The greatest example of things not being what they seemed was the crucifixion of Jesus Christ. While evil rallied all its forces together, God never lost control. When Jesus was betrayed, condemned, and crucified, the Lord never left his throne. He never threw up his hands in the air with confusion. The Lord knew the plan. It was not an easy plan, but it was the way of salvation. Jesus, the spotless lamb of God, took all the sins of the world upon himself. The wrath of God towards sin came upon the one righteous man. While it seemed unfair and unjust, the Lord’s justice was being satisfied. Through the blood of Jesus, all of humankind was invited into a relationship with the Father. They were offered forgiveness of sin, salvation, and reconciliation with the Lord. What appeared to be death instead brought life, and not just life for one but life for all who would put their trust in him.

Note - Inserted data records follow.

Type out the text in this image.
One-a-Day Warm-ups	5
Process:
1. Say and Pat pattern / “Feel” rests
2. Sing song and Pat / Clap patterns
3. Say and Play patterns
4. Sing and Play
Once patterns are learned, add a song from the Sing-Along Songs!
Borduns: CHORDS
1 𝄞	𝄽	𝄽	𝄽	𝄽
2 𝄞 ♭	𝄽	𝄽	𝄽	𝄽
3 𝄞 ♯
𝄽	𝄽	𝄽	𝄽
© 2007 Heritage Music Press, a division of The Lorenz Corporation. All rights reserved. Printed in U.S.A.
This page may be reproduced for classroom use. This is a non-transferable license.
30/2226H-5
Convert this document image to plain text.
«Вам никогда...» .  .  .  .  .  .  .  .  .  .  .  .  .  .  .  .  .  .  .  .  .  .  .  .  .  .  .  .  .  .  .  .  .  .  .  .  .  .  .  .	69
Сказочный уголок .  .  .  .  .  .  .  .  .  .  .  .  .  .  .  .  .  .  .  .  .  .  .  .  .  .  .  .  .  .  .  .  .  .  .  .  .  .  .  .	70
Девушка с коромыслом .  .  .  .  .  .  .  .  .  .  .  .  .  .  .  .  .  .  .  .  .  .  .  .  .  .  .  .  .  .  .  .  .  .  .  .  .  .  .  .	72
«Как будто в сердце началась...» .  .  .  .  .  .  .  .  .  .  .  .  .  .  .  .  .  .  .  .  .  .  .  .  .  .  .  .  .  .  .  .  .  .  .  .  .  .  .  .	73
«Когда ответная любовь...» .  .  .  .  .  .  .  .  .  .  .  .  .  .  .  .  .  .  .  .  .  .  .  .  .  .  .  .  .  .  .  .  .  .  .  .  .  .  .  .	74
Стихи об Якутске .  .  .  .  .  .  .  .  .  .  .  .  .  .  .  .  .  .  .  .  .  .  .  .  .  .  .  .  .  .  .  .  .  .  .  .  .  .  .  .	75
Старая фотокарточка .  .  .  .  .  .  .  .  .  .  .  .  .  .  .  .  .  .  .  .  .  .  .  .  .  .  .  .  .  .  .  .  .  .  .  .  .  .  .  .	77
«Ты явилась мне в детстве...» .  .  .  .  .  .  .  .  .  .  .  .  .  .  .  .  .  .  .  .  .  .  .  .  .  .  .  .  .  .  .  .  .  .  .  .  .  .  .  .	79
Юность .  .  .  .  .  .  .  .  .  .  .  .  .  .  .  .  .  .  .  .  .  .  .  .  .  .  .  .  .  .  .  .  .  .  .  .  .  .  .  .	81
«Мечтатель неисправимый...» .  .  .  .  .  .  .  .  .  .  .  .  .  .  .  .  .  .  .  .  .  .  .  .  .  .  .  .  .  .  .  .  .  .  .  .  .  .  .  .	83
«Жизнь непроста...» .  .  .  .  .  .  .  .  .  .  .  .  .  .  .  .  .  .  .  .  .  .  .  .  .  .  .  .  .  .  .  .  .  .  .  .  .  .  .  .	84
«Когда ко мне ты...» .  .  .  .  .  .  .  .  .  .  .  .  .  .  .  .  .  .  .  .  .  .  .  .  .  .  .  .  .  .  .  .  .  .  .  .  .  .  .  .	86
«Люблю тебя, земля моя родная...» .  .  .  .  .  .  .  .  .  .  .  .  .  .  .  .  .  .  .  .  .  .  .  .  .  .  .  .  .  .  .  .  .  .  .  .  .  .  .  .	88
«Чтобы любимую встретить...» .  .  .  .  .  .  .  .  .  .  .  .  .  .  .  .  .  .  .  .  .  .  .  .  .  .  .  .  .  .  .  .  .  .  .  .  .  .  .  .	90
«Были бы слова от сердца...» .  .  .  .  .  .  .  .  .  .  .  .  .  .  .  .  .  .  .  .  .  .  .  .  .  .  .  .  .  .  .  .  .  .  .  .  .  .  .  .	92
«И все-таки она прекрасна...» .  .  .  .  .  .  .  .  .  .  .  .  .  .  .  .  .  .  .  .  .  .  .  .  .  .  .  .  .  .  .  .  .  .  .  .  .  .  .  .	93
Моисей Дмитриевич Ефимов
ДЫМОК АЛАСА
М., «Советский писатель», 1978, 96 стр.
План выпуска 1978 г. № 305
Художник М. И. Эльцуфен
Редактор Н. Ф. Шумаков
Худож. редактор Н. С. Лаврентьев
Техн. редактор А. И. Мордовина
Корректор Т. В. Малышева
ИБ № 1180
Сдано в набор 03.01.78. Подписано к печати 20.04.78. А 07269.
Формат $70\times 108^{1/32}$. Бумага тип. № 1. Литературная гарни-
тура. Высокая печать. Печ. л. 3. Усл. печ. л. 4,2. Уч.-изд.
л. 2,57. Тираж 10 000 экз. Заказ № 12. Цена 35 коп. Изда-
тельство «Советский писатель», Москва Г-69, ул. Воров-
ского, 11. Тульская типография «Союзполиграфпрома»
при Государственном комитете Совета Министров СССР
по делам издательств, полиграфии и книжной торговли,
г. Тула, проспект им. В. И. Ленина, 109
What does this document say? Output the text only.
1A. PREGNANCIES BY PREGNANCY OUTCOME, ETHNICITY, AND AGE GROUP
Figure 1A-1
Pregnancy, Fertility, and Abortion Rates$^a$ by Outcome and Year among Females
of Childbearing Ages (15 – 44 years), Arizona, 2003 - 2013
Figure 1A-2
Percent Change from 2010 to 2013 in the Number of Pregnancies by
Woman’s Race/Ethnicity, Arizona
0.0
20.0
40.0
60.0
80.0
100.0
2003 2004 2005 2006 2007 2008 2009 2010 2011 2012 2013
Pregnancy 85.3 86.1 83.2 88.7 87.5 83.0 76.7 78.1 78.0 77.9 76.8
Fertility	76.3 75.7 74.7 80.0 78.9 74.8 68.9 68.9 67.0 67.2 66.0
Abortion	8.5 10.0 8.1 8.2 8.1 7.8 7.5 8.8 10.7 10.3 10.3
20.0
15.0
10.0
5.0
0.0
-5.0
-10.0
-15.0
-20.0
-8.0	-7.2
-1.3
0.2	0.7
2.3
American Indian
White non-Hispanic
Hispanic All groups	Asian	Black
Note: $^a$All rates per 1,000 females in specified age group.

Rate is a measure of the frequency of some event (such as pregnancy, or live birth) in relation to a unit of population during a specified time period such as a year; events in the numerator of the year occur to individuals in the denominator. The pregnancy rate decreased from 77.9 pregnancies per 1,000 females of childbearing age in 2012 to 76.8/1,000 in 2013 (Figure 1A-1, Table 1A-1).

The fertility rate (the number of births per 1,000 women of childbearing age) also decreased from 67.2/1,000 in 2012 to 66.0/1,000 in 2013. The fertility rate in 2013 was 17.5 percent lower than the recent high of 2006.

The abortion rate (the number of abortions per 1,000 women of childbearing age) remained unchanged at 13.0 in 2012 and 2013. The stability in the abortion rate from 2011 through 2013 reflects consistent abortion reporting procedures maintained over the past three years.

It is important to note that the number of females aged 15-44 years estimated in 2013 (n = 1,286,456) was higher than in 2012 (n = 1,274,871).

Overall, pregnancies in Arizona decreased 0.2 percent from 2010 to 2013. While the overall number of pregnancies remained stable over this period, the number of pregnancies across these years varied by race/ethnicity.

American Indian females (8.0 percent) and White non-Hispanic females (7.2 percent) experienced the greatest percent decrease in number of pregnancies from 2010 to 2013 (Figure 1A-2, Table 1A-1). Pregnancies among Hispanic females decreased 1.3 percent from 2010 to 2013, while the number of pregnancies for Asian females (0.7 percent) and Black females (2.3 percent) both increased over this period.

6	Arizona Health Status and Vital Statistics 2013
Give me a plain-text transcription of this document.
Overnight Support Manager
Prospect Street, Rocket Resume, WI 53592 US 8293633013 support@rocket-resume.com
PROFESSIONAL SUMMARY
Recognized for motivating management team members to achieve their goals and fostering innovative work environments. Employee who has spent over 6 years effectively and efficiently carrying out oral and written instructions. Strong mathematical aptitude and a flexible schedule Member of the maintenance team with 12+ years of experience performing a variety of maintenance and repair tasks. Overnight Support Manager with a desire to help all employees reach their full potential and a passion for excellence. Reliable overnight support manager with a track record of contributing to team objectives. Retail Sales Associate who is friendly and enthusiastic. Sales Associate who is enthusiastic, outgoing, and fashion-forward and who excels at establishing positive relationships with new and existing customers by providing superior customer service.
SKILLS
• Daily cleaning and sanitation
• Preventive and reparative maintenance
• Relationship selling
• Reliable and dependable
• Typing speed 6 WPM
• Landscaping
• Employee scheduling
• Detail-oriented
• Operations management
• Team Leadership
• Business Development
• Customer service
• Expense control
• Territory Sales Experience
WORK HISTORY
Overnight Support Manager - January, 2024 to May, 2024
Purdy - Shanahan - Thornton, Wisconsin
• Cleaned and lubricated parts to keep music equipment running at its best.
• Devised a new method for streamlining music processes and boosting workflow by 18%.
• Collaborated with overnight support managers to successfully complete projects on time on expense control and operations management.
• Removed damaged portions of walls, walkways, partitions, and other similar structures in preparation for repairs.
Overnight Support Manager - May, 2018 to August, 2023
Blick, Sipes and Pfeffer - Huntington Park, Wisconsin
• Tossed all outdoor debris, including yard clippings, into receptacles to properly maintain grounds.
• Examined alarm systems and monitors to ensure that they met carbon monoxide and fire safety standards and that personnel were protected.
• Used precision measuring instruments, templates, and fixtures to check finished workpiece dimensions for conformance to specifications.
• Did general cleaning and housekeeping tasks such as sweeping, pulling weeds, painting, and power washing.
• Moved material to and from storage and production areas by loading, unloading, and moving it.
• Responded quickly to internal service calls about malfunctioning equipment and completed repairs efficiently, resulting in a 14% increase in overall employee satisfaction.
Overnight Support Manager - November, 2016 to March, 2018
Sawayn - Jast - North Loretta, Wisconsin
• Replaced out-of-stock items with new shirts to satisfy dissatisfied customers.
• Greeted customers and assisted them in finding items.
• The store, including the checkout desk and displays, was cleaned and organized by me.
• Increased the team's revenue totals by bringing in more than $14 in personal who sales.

Throughout the Lenten season, it can appear or feel like we are losing. The battle with sin rages as we seek to deny our fleshly desires. The pain of our sin becomes clear as we acknowledge all the ways in which we have fallen short of the glory of God. Forty days can begin to feel like forty years. However, the cross is before us, and yet the cross is behind us. We already have the gift of salvation; we already have the gifts of forgiveness and reconciliation. The opportunity of Lent is to grow deeper into that salvation and deeper into the righteousness of Christ. In doing so, we go deeper into who we were made to be and called to be. Viewed properly, it is a glorious opportunity though not always pleasant nor pain-free.

The Lord would use this season of Lent to allow you to die to your flesh so that you may live to his Spirit. It may not be easy, but there will be a great celebration at the end. In the meantime, things are not what they seem. The struggle between the flesh and the Spirit remains, but the true battle has already been won through the death and resurrection of Jesus Christ.

Reflection:
Do you become easily discouraged in challenging seasons? How would the Lord like to strengthen you in body, mind, and Spirit through this season of Lent?